To address this limitation in perceiving small details, the authors propose an array of automatic visual cropping methods that leverage external models such as CLIP, YOLO, and SAM, or the native decision processes of the MLLMs themselves. These cropping strategies are aimed at improving the zero-shot VQA performance:

clip-CROP: Employs a CLIP-based similarity metric to prioritize image regions most aligned with the question context, through progressive cropping.
yolo-CROP: Applies YOLO for object detection to preemptively filter out nonsalient regions, then determines region relevance using CLIP.
sam-CROP: Utilizes SAM for extensive segmentation, considering a broader set of potential regions pertinent to the question.

In addition to these external knowledge techniques, native methodologies such as grad-CROP and att-CROP are employed to paper if the models themselves can guide successful region localization based on inference-time attention and gradient dynamics.

Results and Implications

The empirical results underscore the merit of visual cropping in recovering performance deficits related to small visual detail perception in MLLMs. While human-influenced image cropping unsurprisingly yields the highest accuracy improvements (up to 45.35% on TextVQA), the att-CROP method comes closest to human performance by successfully harnessing attention flows within the model, thereby demonstrating that MLLMs have intrinsic capabilities to approximate where attention should be focused.

Moreover, the findings reveal that the proposed cropping methods effectively enhance the performance on questions requiring detail-oriented reasoning without sacrificing global reasoning capabilities for other tasks, such as counting and general localization. This versatility suggests that integrating dynamic cropping approaches could form a key part of future MLLM architectures and trained systems, highlighting a promising direction for improving VQA systems.

Future Directions

This research opens several avenues for further inquiry:

It questions the underlying architectural and training mechanism biases that lead to impaired perception of small visual elements.
Expanding similar investigations across diverse MLLMs will validate the generalizability of the proposed interventions.
It encourages developing new strategies that more closely mimic the efficacy of human cropping, perhaps suggesting model architectures capable of adapting focus based on task demands without external model integrations.

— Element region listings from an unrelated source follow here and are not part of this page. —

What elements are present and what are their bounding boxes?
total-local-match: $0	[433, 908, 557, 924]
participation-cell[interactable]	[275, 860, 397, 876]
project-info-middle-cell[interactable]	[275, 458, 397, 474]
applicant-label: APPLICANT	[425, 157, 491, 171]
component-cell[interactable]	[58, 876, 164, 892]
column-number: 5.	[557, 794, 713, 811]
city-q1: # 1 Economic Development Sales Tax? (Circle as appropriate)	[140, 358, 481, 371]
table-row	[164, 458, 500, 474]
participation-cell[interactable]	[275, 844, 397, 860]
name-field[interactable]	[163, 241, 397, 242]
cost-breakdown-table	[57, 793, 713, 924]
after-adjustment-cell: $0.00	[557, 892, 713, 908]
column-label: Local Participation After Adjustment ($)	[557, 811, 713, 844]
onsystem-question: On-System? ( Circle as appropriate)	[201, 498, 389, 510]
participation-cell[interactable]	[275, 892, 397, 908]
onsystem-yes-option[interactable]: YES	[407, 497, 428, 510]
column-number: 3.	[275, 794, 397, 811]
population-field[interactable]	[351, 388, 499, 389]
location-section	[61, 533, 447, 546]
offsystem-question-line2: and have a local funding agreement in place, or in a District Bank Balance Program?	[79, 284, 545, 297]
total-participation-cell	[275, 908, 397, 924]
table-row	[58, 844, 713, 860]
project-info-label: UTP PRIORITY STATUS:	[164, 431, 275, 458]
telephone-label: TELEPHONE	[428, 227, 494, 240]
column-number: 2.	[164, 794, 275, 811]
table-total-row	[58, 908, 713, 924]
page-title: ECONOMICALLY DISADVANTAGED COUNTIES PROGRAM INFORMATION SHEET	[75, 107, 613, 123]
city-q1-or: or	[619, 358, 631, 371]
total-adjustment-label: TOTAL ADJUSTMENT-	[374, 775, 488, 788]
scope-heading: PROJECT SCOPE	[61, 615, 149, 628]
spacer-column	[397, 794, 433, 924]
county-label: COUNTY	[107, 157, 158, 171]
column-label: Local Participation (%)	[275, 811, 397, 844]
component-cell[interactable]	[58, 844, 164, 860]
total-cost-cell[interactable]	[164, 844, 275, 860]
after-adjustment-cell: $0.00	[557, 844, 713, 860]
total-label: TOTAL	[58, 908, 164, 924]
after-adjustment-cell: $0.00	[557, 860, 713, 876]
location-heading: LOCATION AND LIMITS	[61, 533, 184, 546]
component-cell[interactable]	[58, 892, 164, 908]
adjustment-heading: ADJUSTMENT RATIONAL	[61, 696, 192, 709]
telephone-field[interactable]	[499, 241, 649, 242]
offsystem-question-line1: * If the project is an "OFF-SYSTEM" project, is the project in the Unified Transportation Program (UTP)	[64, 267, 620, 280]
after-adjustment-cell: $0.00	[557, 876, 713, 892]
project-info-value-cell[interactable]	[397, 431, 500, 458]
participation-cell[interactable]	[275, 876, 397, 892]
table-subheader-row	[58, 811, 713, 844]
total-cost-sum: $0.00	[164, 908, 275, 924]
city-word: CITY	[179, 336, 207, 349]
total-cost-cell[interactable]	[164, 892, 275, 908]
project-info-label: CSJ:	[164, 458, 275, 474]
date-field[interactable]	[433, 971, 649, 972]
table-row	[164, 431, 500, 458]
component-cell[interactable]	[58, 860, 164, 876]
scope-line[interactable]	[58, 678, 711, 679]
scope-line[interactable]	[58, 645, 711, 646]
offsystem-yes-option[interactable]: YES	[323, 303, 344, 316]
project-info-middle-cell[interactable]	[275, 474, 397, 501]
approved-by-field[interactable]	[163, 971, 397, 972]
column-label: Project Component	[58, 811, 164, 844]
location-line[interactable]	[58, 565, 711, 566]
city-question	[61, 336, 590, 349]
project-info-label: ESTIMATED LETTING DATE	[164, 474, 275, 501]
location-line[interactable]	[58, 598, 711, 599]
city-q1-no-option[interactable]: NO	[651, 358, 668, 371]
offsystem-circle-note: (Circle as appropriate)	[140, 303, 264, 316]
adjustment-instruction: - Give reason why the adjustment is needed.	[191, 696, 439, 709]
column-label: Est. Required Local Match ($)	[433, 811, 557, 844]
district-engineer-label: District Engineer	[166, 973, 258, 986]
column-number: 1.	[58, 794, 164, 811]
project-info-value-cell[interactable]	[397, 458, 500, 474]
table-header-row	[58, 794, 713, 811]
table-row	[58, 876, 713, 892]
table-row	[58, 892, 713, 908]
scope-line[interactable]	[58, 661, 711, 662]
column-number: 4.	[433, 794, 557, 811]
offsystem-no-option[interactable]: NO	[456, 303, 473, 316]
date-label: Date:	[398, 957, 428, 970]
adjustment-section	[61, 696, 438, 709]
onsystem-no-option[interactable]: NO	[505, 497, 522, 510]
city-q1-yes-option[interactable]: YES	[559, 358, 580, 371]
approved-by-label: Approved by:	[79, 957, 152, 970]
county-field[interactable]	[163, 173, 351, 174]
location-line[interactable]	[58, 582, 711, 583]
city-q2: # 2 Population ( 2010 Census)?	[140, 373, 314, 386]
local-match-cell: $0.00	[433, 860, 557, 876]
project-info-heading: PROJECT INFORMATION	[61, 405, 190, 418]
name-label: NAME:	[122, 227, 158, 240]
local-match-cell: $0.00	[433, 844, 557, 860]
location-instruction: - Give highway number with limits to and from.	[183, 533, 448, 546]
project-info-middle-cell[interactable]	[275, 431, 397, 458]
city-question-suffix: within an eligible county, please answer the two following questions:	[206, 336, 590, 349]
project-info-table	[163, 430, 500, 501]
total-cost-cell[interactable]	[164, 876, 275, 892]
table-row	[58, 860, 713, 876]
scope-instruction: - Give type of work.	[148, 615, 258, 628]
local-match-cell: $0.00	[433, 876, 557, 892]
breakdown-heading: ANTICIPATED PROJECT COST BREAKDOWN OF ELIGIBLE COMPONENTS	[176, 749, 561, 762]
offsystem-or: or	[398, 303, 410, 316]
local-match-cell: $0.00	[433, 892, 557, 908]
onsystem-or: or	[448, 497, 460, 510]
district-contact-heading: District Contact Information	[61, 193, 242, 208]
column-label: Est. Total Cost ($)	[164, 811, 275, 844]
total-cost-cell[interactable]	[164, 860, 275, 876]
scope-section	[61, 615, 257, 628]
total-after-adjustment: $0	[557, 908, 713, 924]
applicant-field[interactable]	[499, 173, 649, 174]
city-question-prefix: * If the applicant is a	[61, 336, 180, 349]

In conclusion, the paper offers both a diagnostic insight into a crucial limitation of current MLLMs in VQA tasks and practical interventions to significantly alleviate this issue through targeted visual cropping strategies. This work provides a pivotal step in developing more perceptively nuanced AI systems that can capably automate and augment various real-world vision-related domains, ultimately driving advancements in how AI models interact with multimodal data.